A solar Stirling engine is doable with 19th century tech, and operate in a vaccuum just fine as all they need is a temperature differential.
They actually compare quite favorably with traditional solar panels.

IIRC Jules Verne did a story where a space capsule was launched from a giant gun sunk into the earth that used conventional explosives. The practicality was questionable, but apparently the math worked out.
 
IIRC Jules Verne did a story where a space capsule was launched from a giant gun sunk into the earth that used conventional explosives. The practicality was questionable, but apparently the math worked out.
It does, barely.

With a small off-the-shelf gunpowder model rocket motor you can get specific impulses of 80-90 seconds.

When Ve = 0.6275 ΔV (i.e. about 80% of the take-off mass is propellant), that's good enough for 1.25-1.41 km/s.
 
A solar Stirling engine is doable with 19th century tech, and operate in a vaccuum just fine as all they need is a temperature differential.
They actually compare quite favorably with traditional solar panels.

IIRC Jules Verne did a story where a space capsule was launched from a giant gun sunk into the earth that used conventional explosives. The practicality was questionable, but apparently the math worked out.

Verne's math on orbital mechanics was right but the space gun itself was wrong. This isn't surprising as he thought that someone using rockets to get to the moon would be thought of by readers as to fanciful and unrealistic so he went with a gun. Even with the guncotton he talked so much about it simply wasn't possible to get the gasses up to the velocity needed.
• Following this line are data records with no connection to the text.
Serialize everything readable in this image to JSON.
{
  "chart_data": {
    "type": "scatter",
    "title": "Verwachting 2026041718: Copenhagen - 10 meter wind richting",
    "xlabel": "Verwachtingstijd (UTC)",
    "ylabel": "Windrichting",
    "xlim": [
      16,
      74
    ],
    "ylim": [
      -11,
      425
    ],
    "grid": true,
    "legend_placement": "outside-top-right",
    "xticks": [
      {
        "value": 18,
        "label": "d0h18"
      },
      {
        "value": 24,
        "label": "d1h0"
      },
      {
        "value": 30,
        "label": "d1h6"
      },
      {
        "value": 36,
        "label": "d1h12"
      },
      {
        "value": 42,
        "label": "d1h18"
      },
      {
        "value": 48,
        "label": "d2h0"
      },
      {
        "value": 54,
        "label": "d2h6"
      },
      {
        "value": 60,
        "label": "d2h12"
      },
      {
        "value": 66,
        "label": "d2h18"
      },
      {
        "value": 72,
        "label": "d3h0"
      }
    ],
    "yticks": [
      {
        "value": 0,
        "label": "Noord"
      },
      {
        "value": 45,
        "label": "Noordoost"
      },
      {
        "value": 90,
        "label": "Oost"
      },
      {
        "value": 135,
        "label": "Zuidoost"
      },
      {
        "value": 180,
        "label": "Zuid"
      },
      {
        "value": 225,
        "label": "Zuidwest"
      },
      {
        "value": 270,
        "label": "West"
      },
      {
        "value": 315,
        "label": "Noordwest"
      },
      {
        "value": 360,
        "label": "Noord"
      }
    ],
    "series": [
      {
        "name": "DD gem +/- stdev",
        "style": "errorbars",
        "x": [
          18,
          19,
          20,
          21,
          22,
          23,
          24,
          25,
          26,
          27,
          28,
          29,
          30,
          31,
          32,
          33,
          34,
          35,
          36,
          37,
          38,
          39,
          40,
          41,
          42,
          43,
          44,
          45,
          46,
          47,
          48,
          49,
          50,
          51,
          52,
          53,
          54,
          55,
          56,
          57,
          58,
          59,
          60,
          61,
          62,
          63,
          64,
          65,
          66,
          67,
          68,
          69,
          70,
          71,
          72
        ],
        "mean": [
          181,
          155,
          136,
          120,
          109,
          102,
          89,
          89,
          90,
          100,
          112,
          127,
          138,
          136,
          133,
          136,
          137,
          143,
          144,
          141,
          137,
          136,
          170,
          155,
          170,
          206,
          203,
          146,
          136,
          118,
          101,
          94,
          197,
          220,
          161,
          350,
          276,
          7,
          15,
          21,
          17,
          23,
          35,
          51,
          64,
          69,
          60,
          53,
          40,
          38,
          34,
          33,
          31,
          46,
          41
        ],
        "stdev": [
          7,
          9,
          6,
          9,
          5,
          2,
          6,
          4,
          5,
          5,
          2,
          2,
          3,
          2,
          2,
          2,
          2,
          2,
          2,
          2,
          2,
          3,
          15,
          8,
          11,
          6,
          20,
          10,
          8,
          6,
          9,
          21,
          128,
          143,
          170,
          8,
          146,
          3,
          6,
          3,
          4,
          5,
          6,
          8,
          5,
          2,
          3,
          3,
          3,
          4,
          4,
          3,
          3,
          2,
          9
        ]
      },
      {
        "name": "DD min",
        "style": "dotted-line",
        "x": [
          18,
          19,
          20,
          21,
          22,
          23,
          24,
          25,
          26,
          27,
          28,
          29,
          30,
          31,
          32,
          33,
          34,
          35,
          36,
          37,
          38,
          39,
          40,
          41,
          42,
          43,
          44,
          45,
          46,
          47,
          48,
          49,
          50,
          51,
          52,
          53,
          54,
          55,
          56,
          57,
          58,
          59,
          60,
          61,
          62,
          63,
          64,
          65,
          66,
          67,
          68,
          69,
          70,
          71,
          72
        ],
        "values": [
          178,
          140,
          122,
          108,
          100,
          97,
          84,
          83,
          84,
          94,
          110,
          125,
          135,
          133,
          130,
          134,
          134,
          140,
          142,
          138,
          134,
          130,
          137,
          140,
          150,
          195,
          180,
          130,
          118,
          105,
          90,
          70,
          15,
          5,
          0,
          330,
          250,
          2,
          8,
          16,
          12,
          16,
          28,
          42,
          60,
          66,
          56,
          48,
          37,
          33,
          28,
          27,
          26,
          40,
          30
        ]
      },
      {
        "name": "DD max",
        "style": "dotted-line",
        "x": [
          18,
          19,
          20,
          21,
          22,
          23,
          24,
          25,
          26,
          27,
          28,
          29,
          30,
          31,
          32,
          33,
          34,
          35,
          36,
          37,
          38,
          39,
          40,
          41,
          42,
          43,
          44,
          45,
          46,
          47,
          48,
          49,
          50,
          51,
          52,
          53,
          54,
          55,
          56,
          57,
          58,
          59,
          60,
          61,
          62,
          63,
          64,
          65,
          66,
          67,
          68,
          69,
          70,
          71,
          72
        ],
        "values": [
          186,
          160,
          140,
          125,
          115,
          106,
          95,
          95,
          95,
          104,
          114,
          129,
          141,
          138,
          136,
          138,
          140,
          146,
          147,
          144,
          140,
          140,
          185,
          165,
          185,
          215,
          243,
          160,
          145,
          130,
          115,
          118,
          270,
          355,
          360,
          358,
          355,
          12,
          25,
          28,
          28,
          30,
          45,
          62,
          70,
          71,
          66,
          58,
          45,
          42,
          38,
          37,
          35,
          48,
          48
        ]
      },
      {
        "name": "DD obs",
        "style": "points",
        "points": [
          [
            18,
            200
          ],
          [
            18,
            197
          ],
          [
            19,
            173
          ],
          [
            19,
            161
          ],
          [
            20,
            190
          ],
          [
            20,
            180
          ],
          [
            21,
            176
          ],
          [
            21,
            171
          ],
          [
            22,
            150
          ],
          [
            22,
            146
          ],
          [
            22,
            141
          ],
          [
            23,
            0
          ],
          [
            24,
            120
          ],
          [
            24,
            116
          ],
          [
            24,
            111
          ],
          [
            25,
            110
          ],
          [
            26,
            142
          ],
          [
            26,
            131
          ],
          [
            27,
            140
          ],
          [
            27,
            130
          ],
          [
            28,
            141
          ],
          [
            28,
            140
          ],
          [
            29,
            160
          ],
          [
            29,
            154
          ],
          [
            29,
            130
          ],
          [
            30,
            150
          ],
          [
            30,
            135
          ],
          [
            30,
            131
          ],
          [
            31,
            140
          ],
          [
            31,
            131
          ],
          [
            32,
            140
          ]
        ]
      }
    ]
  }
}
Chemical explosives in guns are largely held back by the speed of sound in the super-heated and pressurized gas they produce. So you get diminishing returns with larger and larger explosive charges till going bigger does nothing. Even electrochemical guns have to deal with this even though they don't have to care about detonation speed like normal guns do.

Though on the other hand the fastest guns in the world currently are using plan old off the shelf gunpowder to accelerate projectiles to orbital speeds. The thing is the gunpowder isn't pushing the projectile but is simply being used as a way to pressurize the worlds fastest airgun. The important difference is that by using hydrogen and going to ridiculous pressures a light gas gun can get to rather ridiculous muzzle velocities. The current record is using a three stage (aka three different pressurization events) light gas gun that got to 11 km/s.

As for the solar sterling engine. It does seem like a reasonable possibility. Depending on the current technology level of electronics in Tramp_stamp's world solar cells might simply not exist and not be possible. Being able to recharge battteries without using fuel cells opens up far more unmanned options for the space program.